L’inconscient est atemporel, l’École belge ne l’est pas. 50 ans, c’est l’âge où une troisième génération peut apparaître, l’âge où la génération suivante doit apparaître. Cette cinquantième année, jubilaire, est une pierre de touche : l’ancien, en train de mortellement dépérir, ne fera-t-il que se répéter ? Ou deviendra-t-il plutôt une histoire renouvelante, en train de se raconter de façon vivante ?

Aujourd’hui, nous vivons à nouveau en des temps mouvementés de grands drames humains, de révolutions scientifiques et sociétales. C’est pourquoi nous avons choisi pour titre La psychanalyse en des temps mouvementés, la psychanalyse en mouvement. Une thématique qui puisse interpeller. Un titre qui vise à être un nouveau commencement. Un titre qui espère contribuer à un nouveau retour à Freud. « La psychanalyse est morte, vive la psychanalyse ». Ou pour le dire avec Tom Lanoye dans Revue Ravage : « Il ne s’agit pas de conserver les cendres, mais de transmettre le feu ».

Quatre – pas le trèfle à quatre feuilles, mais (sans doute dans la ligne de l’affinité de Schotte pour le « nombre 4 ») quatre thèmes centraux déployés sur quatre demi-journées. C’est juste ce qu’il faut pour poser un commencement. C’est évidemment bien trop court pour terminer, pour conclure. Le colloque du jubilé termine 50 années mais il veut surtout débuter les 50 prochaines.

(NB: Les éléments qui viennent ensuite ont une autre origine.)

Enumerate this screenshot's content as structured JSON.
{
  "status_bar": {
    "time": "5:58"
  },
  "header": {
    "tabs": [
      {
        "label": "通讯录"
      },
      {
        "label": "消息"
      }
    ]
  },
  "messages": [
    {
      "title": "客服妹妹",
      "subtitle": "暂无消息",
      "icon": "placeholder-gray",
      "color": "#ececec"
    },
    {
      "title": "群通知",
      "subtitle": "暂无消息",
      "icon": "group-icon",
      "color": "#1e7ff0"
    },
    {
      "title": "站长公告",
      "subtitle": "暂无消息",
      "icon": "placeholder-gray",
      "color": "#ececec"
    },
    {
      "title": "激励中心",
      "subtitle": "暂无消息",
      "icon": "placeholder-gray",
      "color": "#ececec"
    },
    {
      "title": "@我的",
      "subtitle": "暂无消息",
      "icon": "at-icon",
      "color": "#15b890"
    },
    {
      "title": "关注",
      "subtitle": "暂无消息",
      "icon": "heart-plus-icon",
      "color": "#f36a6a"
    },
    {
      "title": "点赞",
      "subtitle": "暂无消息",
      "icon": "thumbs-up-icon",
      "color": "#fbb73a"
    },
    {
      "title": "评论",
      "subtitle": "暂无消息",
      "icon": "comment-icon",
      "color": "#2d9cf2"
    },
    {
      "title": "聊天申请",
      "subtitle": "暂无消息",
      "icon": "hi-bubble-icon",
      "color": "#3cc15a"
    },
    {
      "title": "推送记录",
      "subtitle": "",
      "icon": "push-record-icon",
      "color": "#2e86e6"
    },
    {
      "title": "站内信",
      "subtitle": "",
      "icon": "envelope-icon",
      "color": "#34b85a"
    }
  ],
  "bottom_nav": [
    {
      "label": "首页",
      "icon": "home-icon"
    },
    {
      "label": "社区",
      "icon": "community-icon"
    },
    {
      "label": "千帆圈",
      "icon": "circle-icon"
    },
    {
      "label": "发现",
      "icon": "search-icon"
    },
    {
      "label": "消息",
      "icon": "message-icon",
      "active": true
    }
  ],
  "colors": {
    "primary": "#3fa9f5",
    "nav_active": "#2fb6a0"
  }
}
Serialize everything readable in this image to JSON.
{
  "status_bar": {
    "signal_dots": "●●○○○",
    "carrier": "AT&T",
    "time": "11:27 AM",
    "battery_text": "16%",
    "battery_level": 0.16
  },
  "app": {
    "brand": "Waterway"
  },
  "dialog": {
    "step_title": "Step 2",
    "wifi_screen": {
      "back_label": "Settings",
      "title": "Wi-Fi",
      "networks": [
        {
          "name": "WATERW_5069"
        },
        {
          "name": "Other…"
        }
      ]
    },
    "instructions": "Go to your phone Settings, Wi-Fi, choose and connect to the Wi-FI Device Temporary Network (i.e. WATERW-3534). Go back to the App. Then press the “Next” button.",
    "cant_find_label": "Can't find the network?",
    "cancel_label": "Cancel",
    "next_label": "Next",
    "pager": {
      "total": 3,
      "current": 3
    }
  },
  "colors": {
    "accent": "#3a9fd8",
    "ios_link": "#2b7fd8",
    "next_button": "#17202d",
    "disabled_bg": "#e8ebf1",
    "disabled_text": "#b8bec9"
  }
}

Ainsi avons-nous choisi un format de discussion : un seul conférencier principal extérieur à l’École mais en débat avec le plus possible de personnes de l’École même, des membres et des candidats-membres… Par là nous voulons aussi exprimer la professionnalité clinique plurielle de nos membres ainsi que notre multi-culturalité psychanalytique. Chacun parle en son nom. En d’autres termes, nous ne déclamerons pas ici les tables de la loi de l’École, ni des positions figées. Nous voulons favoriser une parole et une réplique respectueuses. Les tabous et les veaux d’or n’ont guère leur place ici. Par ce colloque, l’École se veut aussi un « lieu tiers » où – chacun avec son propre parcours – nous puissions rencontrer d’autres cliniciens afin d’apprendre les uns des autres au cours de cet événement.